The Community Connection

Should cancel culture be cancelled?

- By Charles Harder InsideSour­ Charles Harder is a litigation attorney in Los Angeles with decades of experience in lawsuits involving the First Amendment. He wrote this for InsideSurc­es. com.

Is “cancel culture” a toxic online trend or a tool for social justice? Is it an effort to shut down free speech and expression, or an exercise in effective accountabi­lity? Debate on both sides has run rampant over the past year with no clear answer.

When it comes to the cancel culture debate, an important litmus test to apply when thinking about whether something—or someone—should be canceled is this: Does the punishment fit the crime? Vigorous debate, and even unpopular ideas, must be protected. Not only protected but encouraged. When people become scared to speak freely or are punished for expressing an unpopular view, American society inches closer to becoming homogenous, and where freedoms and diverse thoughts are suppressed.

The Founding Fathers wrote the First Amendment to ensure for all Americans the right to free speech and free expression, without persecutio­n. Everyone should feel free to exercise those rights without fear of backlash.

Problems arise when an expression of this First Amendment right is not respectful. The KKK should be canceled, even though hate speech has been held by the U.S. Supreme Court to be legally protected speech in such cases as Matal v. Tam (2017) and Virginia v. Black (2003). But beyond hate speech and other terribly unacceptab­le speech, while I don’t condone disrespect­ing the flag or the national anthem, I strongly support people being allowed to speak their mind without fear of being canceled for it.

In July 2020, 153 artists, writers, and intellectu­als made the public case that cancel culture should be, well, canceled, by signing “A Letter on Justice and Open Debate.” Among its signatorie­s: J.K. Rowling, MIT linguist Noam Chomsky, feminist Gloria Steinem, musician Wynton Marsalis, former ACLU president Nadine Strossen, and Margaret Atwood, who wrote The Handmaid’s Tale. “The free exchange of informatio­n and ideas, the lifeblood of a liberal society, is daily becoming more constricte­d,” the letter reads, citing “an intoleranc­e of opposing views, a vogue for public shaming and ostracism and the tendency to dissolve complex policy issues in a blinding moral certainty. We uphold the value of robust and even caustic counter-speech from all quarters. But it is now all too common to hear calls for swift and severe retributio­n in response to perceived transgress­ions of speech and thought.”
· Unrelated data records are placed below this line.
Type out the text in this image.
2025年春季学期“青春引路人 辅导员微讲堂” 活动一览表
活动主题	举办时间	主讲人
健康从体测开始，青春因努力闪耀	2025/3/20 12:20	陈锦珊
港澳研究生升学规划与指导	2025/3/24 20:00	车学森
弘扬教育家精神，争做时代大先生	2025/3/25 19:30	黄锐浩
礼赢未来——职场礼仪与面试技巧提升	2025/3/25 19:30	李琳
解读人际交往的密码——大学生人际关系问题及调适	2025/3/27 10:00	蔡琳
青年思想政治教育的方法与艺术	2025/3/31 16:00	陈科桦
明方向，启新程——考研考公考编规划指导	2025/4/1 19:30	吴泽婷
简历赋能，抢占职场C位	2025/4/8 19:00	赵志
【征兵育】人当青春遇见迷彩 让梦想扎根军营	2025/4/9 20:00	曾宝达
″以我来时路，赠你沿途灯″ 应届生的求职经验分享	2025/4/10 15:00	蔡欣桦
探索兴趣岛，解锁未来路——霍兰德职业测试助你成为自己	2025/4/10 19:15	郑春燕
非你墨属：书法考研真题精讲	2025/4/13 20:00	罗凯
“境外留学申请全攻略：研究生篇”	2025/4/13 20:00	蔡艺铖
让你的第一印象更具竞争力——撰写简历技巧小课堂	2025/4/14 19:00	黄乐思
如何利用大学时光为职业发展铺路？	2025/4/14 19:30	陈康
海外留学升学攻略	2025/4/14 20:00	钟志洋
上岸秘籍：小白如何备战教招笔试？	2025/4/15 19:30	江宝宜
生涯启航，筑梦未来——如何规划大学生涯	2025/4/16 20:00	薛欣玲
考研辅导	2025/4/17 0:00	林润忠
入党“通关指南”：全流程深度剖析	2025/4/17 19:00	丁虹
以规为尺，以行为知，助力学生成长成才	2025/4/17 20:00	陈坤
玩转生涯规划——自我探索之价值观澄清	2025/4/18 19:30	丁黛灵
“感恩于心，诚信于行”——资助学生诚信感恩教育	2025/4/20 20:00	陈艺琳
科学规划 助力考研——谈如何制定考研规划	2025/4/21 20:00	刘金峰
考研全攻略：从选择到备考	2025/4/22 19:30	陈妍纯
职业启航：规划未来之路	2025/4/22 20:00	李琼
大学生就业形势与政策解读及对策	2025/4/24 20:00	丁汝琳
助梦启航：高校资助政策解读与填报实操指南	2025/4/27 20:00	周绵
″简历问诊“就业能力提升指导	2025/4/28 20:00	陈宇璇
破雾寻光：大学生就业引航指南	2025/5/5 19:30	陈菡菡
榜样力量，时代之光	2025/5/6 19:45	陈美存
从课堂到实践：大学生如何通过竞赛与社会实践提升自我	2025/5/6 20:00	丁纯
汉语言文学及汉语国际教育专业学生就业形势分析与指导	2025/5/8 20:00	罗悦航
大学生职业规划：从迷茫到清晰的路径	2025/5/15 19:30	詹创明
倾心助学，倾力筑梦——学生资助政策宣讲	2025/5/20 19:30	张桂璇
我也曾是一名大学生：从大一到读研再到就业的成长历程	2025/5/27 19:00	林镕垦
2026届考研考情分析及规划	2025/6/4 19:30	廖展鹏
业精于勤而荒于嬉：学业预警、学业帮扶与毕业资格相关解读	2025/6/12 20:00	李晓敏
Naturally, the signatorie­s caught flack for signing it.

Colin Kaepernick could be the poster boy for cancel culture. As quarterbac­k for the San Francisco 49ers, he led his team to the 2012 Super Bowl. In 2016, he kneeled instead of stood during the national anthem, to draw attention to police brutality and racial injustice. NFL fans — a largely white, male audience less interested in Kaepernick’s message and more interested in respecting the flag and soldiers — reacted strongly, frightenin­g team owners who feared a backlash if they kept him rostered. Kaepernick never played another football game — canceled by the NFL.

In the words of his former teammate, Eric Reid, who took a knee with him, “our protest is being misconstru­ed as disrespect­ful to the country, flag and military personnel . ... it’s exactly the opposite…. the brave men and women who fought and died for our country did so to ensure that we could live in a fair and free society, which includes the right to speak out in protest.”

After George Floyd’s tragic death in May 2020, the NFL’s commission­er apologized for “not listening” to players about racism — but never mentioned Kaepernick’s name or apologized to him.

Kaepernick seems to be what the 153 signers of the open letter were addressing. He was canceled because he expressed his views on an important issue, in the face of strong disagreeme­nt. He didn’t hurt anyone. He did not mean to offend anyone. He simply was doing what he felt was appropriat­e: not participat­ing in the national anthem to draw attention to an extremely important issue.

I believe that less cancellati­on, and more thoughtful considerat­ion of context — plus appreciati­on for viewpoints we disagree with, particular­ly when communicat­ed in a respectful, law-abiding way — would benefit all of us.

So applying the test to Colin Kaepernick: Did the punishment fit the crime? My answer: Where’s the crime?